Os Sertões de Natércia Rocha

Por Mariana Amorim, Igor de Melo
18.jul
2017

Em uma conversa sobre literatura e idas e vindas, a escritora cearense Natércia Rocha mostra que o mundo todo pode caber dentro de palavras e poesias

Passava das quatro da tarde quando cheguei ao antigo edifício, no cruzamento entre as ruas Pedro I e Solon Pinheiro, no Centro de Fortaleza. O trânsito na região estava caótico com o fim do dia e as pessoas caminhavam rápidas e indiferentes ao sol que desenhava belas sombras na Praça do Santuário Sagrado Coração de Jesus. A porta já estava aberta e o cheiro de café fresco tomava o corredor quando o elevador parou no 9° andar onde a escritora e jornalista Natércia Rocha me esperava para uma conversa.
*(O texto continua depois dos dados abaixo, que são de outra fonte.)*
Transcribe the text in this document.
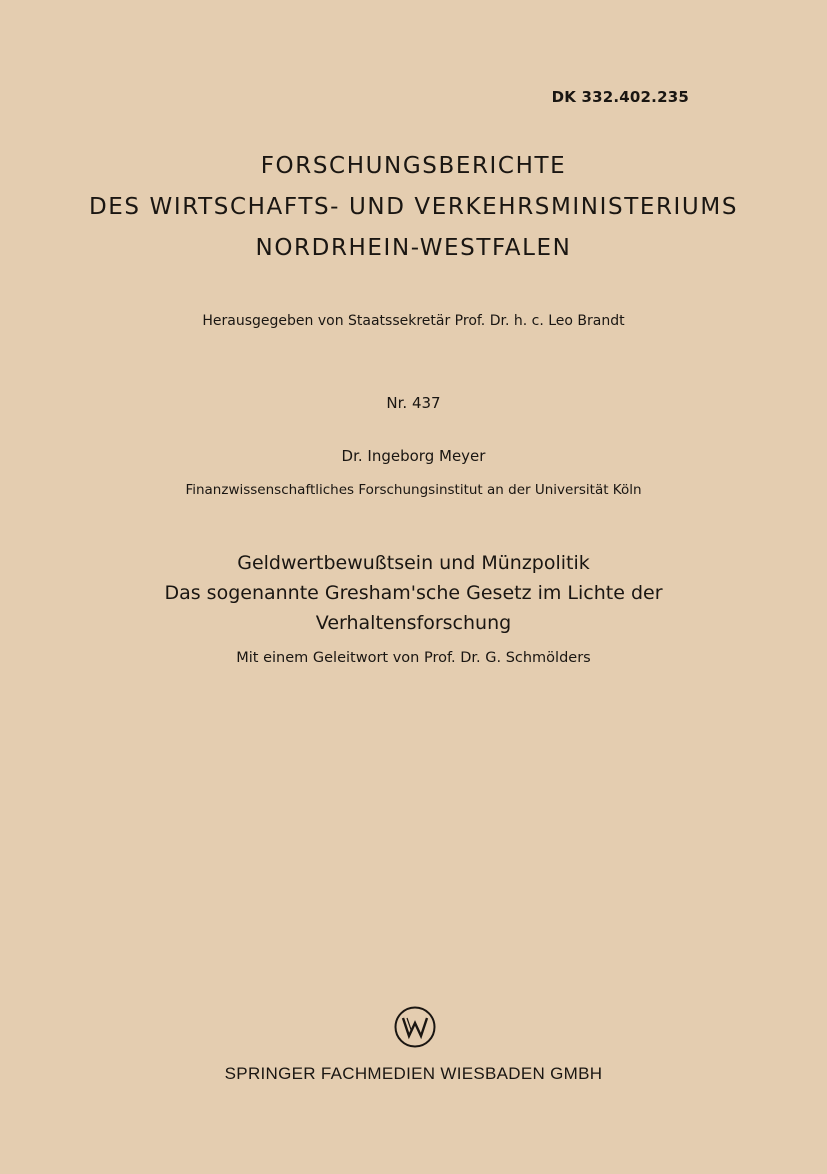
DK 332.402.235
FORSCHUNGSBERICHTE
DES WIRTSCHAFTS- UND VERKEHRSMINISTERIUMS
NORDRHEIN-WESTFALEN
Herausgegeben von Staatssekretär Prof. Dr. h. c. Leo Brandt
Nr. 437
Dr. Ingeborg Meyer
Finanzwissenschaftliches Forschungsinstitut an der Universität Köln
Geldwertbewußtsein und Münzpolitik
Das sogenannte Gresham'sche Gesetz im Lichte der
Verhaltensforschung
Mit einem Geleitwort von Prof. Dr. G. Schmölders
SPRINGER FACHMEDIEN WIESBADEN GMBH
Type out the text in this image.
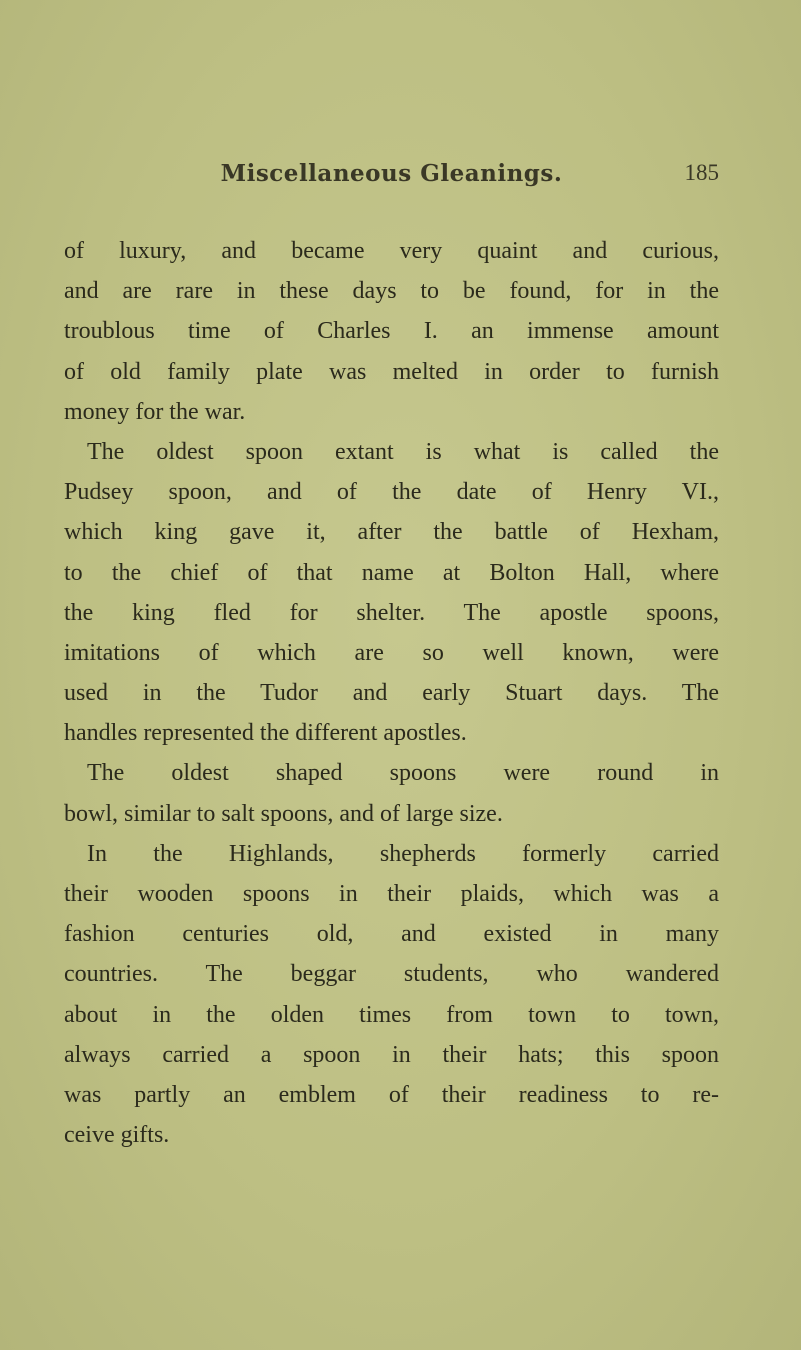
Miscellaneous Gleanings.	185
of luxury, and became very quaint and curious,
and are rare in these days to be found, for in the
troublous time of Charles I. an immense amount
of old family plate was melted in order to furnish
money for the war.
The oldest spoon extant is what is called the
Pudsey spoon, and of the date of Henry VI.,
which king gave it, after the battle of Hexham,
to the chief of that name at Bolton Hall, where
the king fled for shelter. The apostle spoons,
imitations of which are so well known, were
used in the Tudor and early Stuart days. The
handles represented the different apostles.
The oldest shaped spoons were round in
bowl, similar to salt spoons, and of large size.
In the Highlands, shepherds formerly carried
their wooden spoons in their plaids, which was a
fashion centuries old, and existed in many
countries. The beggar students, who wandered
about in the olden times from town to town,
always carried a spoon in their hats; this spoon
was partly an emblem of their readiness to re-
ceive gifts.
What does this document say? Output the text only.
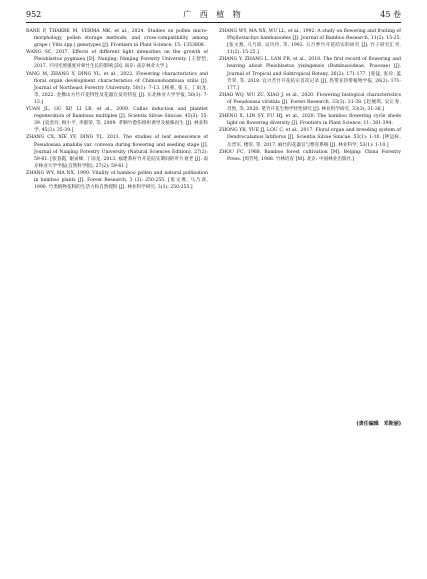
952	广 西 植 物	45 卷

RANE P, THAKRE M, VERMA MK, et al., 2024. Studies on pollen micro-morphology, pollen storage methods, and cross-compatibility among grape ( Vitis spp.) genotypes [J]. Frontiers in Plant Science, 15: 1353808.

WANG SC, 2017. Effects of different light intensities on the growth of Pleioblastus pygmaea [D]. Nanjing: Nanjing Forestry University. [王舒恺, 2017. 不同光照强度对翠竹生长的影响 [D]. 南京: 南京林业大学.]

YANG M, ZHANG Y, DING YL, et al., 2022. Flowering characteristics and floral organ development characteristics of Chimonobambusa utilis [J]. Journal of Northeast Forestry University, 50(1): 7-13. [杨蒙, 张玉, 丁雨龙, 等, 2022. 金佛山方竹开花特性及花器官发育特征 [J]. 东北林业大学学报, 50(1): 7-13.]

YUAN JL, GU XP, LI LB, et al., 2009. Callus induction and plantlet regeneration of Bambusa multiplex [J]. Scientia Silvae Sinicae, 45(3): 35-39. [袁金玲, 顾小平, 李群荣, 等, 2009. 孝顺竹愈伤组织诱导及植株再生 [J]. 林业科学, 45(3): 35-39.]

ZHANG CX, XIE YF, DING YL, 2013. The studies of leaf senescence of Pseudosasa amabilis var. convexa during flowering and seeding stage [J]. Journal of Nanjing Forestry University (Natural Sciences Edition), 27(2): 59-61. [张春霞, 谢寅峰, 丁雨龙, 2013. 福建茶秆竹开花结实期间的叶片衰老 [J]. 南京林业大学学报(自然科学版), 27(2): 59-61.]

ZHANG WY, MA NX, 1990. Vitality of bamboo pollen and natural pollination in bamboo plants [J]. Forest Research, 3 (3): 250-255. [张文燕, 马乃训, 1990. 竹类植物花粉的生活力和自然授粉 [J]. 林业科学研究, 3(3): 250-255.]

ZHANG WY, MA NX, WU LL, et al., 1992. A study on flowering and fruiting of Phyllostachys bambusoides [J]. Journal of Bamboo Research, 11(2): 15-25. [张文燕, 马乃训, 吴玲玲, 等, 1992. 五月季竹开花结实的研究 [J]. 竹子研究汇刊, 11(2): 15-25.]

ZHANG Y, ZHANG L, LAN FR, et al., 2018. The first record of flowering and bearing about Pleioblastus yixingensis (Bambusoideae, Poaceae) [J]. Journal of Tropical and Subtropical Botany, 26(2): 171-177. [张锰, 张玲, 蓝芳荣, 等, 2018. 宜兴苦竹开花结实首次记录 [J]. 热带亚热带植物学报, 26(2): 171-177.]

ZHAO WQ, WU ZC, XIAO J, et al., 2020. Flowering biological characteristics of Pseudosasa viridula [J]. Forest Research, 33(3): 31-38. [赵琬琪, 吴正春, 肖致, 等, 2020. 笔竹开花生物学特性研究 [J]. 林业科学研究, 33(3): 31-38.]

ZHENG X, LIN SY, FU HJ, et al., 2020. The bamboo flowering cycle sheds light on flowering diversity [J]. Frontiers in Plant Science, 11: 381-394.

ZHONG YB, YUE JJ, LOU C, et al., 2017. Floral organ and breeding system of Dendrocalamus latiflorus [J]. Scientia Silvae Sinicae, 53(1): 1-10. [钟远标, 岳晋军, 楼崇, 等, 2017. 麻竹的花器官与繁育系统 [J]. 林业科学, 53(1): 1-10.]

ZHOU FC, 1988. Bamboo forest cultivation [M]. Beijing: China Forestry Press. [周芳纯, 1988. 竹林培育 [M]. 北京: 中国林业出版社.]

(责任编辑　邓斯丽)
Ao entrar no apartamento, qualquer um percebe que o espaço é uma extensão de Natércia. Os livros espalhados por todos os lados se perdem entre os quadros e os desenhos na parede. No canto, uma TV desligada e empoeirada está encostada no chão. “Eu nunca assisto TV e precisava de mais espaço para os livros”, explica a escritora com um sorriso no rosto.
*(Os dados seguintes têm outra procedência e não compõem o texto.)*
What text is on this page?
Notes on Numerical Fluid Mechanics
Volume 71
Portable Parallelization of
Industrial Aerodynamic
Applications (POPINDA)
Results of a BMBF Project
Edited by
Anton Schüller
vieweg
Natural de Fortaleza e criada em Juazeiro do Norte, Natércia Rocha é jornalista – formada pela Universidade de Taubaté, no Vale do Paraíba (SP), e em Dramaturgia pela Escola de Dramaturgia do Museu da Imagem e do Som (MIS) – com passagem pelas principais redações do Ceará. Porém, foi na literatura que encontrou uma válvula para aguentar o mundo. “Os livros sempre foram os meus amigos. A timidez fazia com que eu me escondesse atrás deles”, explica.

Sentamos no sofá da sala, de frente para a torre da igreja e para o bosque da Cidade da Criança, para iniciar nossa conversa. Com a xícara de café nas mãos, Natércia explica que o ato de escrever para ela é como um refúgio, um aconchego. E que isso a levou escolher o jornalismo como profissão. “Aprendi com o bloquinho na mão que, para escrever pelas pessoas, precisa-se de muito respeito. O jornalismo me ensinou o quanto a palavra é forte. Escrever, independente de ficção ou realidade, deve ser feito de maneira honesta”.
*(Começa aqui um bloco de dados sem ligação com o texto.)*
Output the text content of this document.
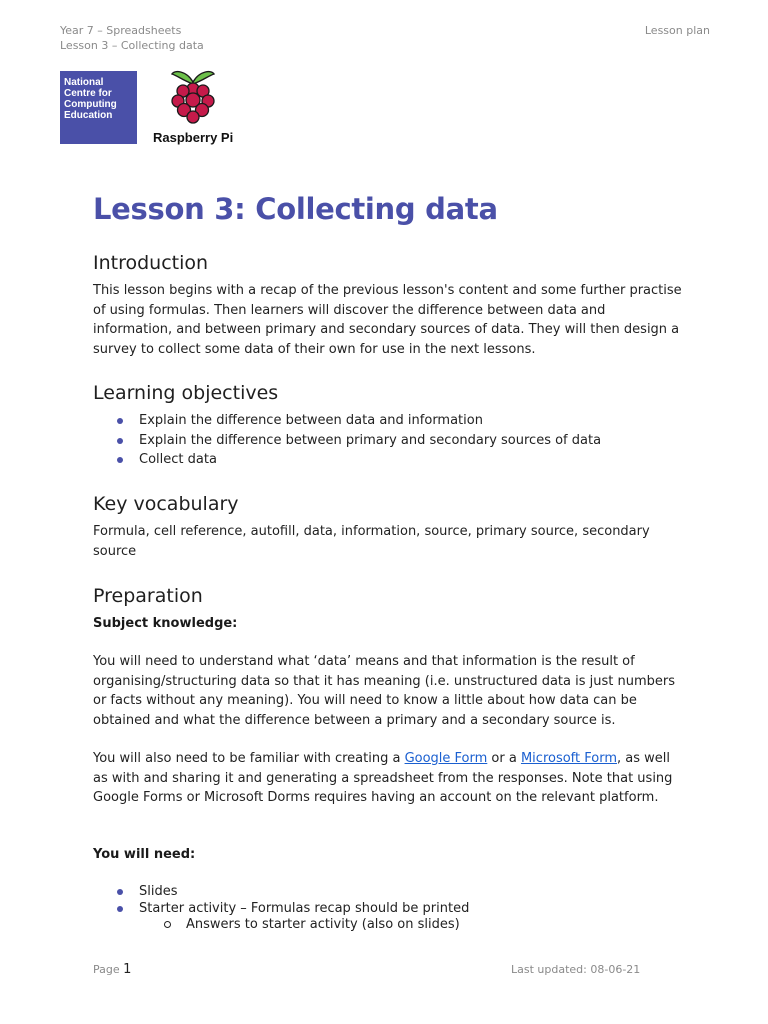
Year 7 – Spreadsheets
Lesson 3 – Collecting data
Lesson plan
National Centre for Computing Education
Raspberry Pi
Lesson 3: Collecting data
Introduction

This lesson begins with a recap of the previous lesson's content and some further practise of using formulas. Then learners will discover the difference between data and information, and between primary and secondary sources of data. They will then design a survey to collect some data of their own for use in the next lessons.

Learning objectives
Explain the difference between data and information
Explain the difference between primary and secondary sources of data
Collect data
Key vocabulary

Formula, cell reference, autofill, data, information, source, primary source, secondary source

Preparation

Subject knowledge:

You will need to understand what ‘data’ means and that information is the result of organising/structuring data so that it has meaning (i.e. unstructured data is just numbers or facts without any meaning). You will need to know a little about how data can be obtained and what the difference between a primary and a secondary source is.

You will also need to be familiar with creating a Google Form or a Microsoft Form, as well as with and sharing it and generating a spreadsheet from the responses. Note that using Google Forms or Microsoft Dorms requires having an account on the relevant platform.

You will need:

Slides
Starter activity – Formulas recap should be printed
Answers to starter activity (also on slides)
Page 1	Last updated: 08-06-21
A jornada com o jornalismo rendeu para Natércia grandes momentos. Porém, foi quando trabalhou como correspondente em Sobral, no interior do Estado, que ela sentiu o peso de sua profissão. Cheia de saudosismo, ela lembra com orgulho das pautas e matérias escritas no interior. “O sertão sempre esteve em mim. Sinto isso. Minha alma é do sertão, assim como a de Graciliano (Ramos, escritor). E trabalhar em Sobral me deu oportunidade de viver isso de maneira mais intensa. No interior, a realidade é outra. E, muitas vezes, o jornalista se torna um ‘justiceiro’. Alguém que fala pelo povo”.

O trabalho no interior era intenso e solitário. “Eu escrevia e fotografava. Foi maravilhoso porque eu aprendi muito e me dediquei totalmente ao que fazia. Mas, era muito solitário. Minha companhia era o motorista do jornal que, com o tempo, se tornou um grande amigo. Um companheiro naquela jornada”.

Assim, a solidão e o tempo no sertão começaram a cobrar um preço. “É tudo muito injusto e pesado por lá. Encontrei na fotografia uma forma de encarar aquela realidade com outros olhos. Na câmera, sempre trazia fotos de pôr do sol, de sertanejos, de natureza, chuvas, arco-íris. Tinha um universo paralelo naquela vida bem dura. Um lado que talvez fosse o refúgio. Foi assim que nasceu meu primeiro livro”.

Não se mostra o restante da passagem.